- Born: 1943-5 Barranquilla, Colombia
- Occupation: Writer and playwright
- Genre: Fiction; Children's literature;
- Notable works: Señora de la miel

= Fanny Buitrago =

Colombian fiction writer and playwright

Fanny Buitrago is a Colombian fiction writer and playwright best known for her novel Señora de la miel. She was born in Barranquilla, Colombia between 1943 and 1945.

==Early life==
Fanny Buitrago was born in Barranquilla, Colombia between 1943 and 1945,
and grew up in Cali.
Her father Luis Buitrago was from Tunja, and her mother was from Barranquilla.
Buitrago has a sister Letty, who has worked as her editor and literary agent, and a brother Luis.
According to Letty, Fanny "began to read and write at a very early age, under the influence of two indefatigable readers: her father, Luis Buitrago, and her maternal grandfather, Tomás González".
As a child she would invent stories for her siblings in exchange for money or chores; around the age of 8 or 9, she started writing stories by hand.

==Literary career==
Buitrago's best-known book is Señora de la miel (Señora Honeycomb or Mrs Honeycomb; translated into English in 1996). Her first novel was El hostigante verano de los dioses (The Tormenting Summer of the Gods; 1963).
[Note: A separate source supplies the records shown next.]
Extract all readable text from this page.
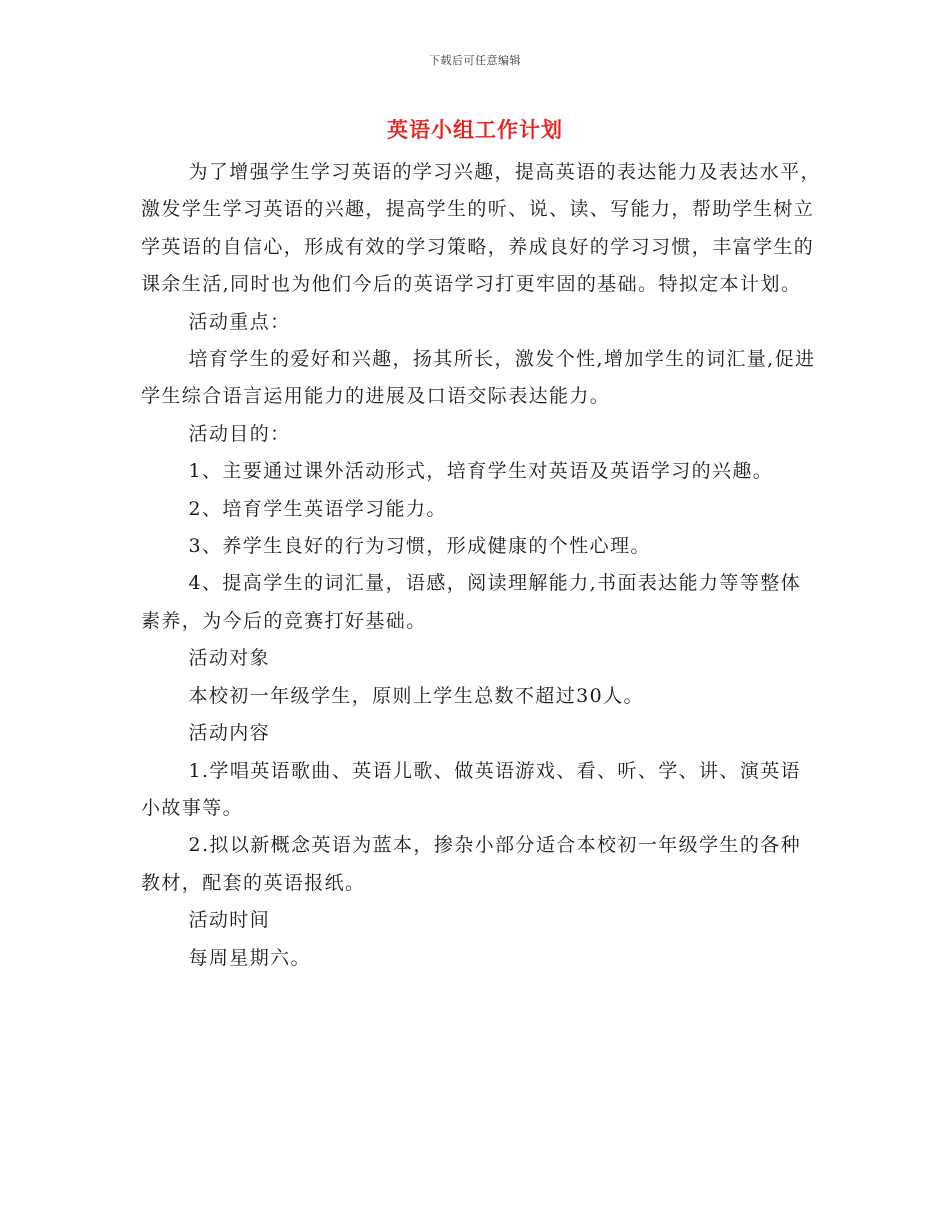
下载后可任意编辑
英语小组工作计划

为了增强学生学习英语的学习兴趣，提高英语的表达能力及表达水平，激发学生学习英语的兴趣，提高学生的听、说、读、写能力，帮助学生树立学英语的自信心，形成有效的学习策略，养成良好的学习习惯，丰富学生的课余生活,同时也为他们今后的英语学习打更牢固的基础。特拟定本计划。

活动重点：

培育学生的爱好和兴趣，扬其所长，激发个性,增加学生的词汇量,促进学生综合语言运用能力的进展及口语交际表达能力。

活动目的：

1、主要通过课外活动形式，培育学生对英语及英语学习的兴趣。

2、培育学生英语学习能力。

3、养学生良好的行为习惯，形成健康的个性心理。

4、提高学生的词汇量，语感，阅读理解能力,书面表达能力等等整体素养，为今后的竞赛打好基础。

活动对象

本校初一年级学生，原则上学生总数不超过30人。

活动内容

1.学唱英语歌曲、英语儿歌、做英语游戏、看、听、学、讲、演英语小故事等。

2.拟以新概念英语为蓝本，掺杂小部分适合本校初一年级学生的各种教材，配套的英语报纸。

活动时间

每周星期六。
In 1982, Buitrago was an award fellow of the DAAD Künstlerprogramm in Berlin. In 1984 she was a writer in residence at the University of Iowa's International Writing Program.

==Themes==
She generally avoids overt political messages, although she has dealt with the civil unrest of la Violencia, preferring to focus on broken homes and families which act as metaphors for a country suffering great upheaval. Her works have been associated with the Nadaísmo movement in Colombia.

== Works ==

=== Novels ===
- El hostigante verano de los dioses (1963)
- Cola de zorro (1970)
- Los Pañamanes (1979)
- Señora de la miel (1993); English translation: Señora honeycomb (1996)
- Bello animal (2002)
- El legado de Corín Tellado (2008)
- En torno al frenesí (2020)

=== Short story collections ===
- Las distancias doradas (1964)
- La otra gente (1973)
- Bahía sonora: relatos de la isla (1975)
- Los amores de Afrodita: cuatro cuentos y una novela breve (1983)
- Los fusilados de ayer (1987)
- ¡Líbranos de todo mal! (1989)
- Los encantamientos (2003)
- Canciones profanas (2011)

=== Plays ===
- El hombre de paja (1964)
- A la diestra y a la siniestra (1987)
- Al final del ave María (1991)
- El día de la boda (2005)

=== Literature for children ===
- La casa del abuelo (1979)
- La casa del arco iris: una novela de la infancia (1986)
- Cartas del palomar (1988)
- La casa del verde doncel (1990)
- Historias de la Rosa Luna (2008)
- Un genio en la pantalla (2013)
- Los cuentos de Juanita Campana (2019)

==Awards==
In 1964, she won the Cali Theater Festival Prize for her play El hombre de paja (Scarecrow).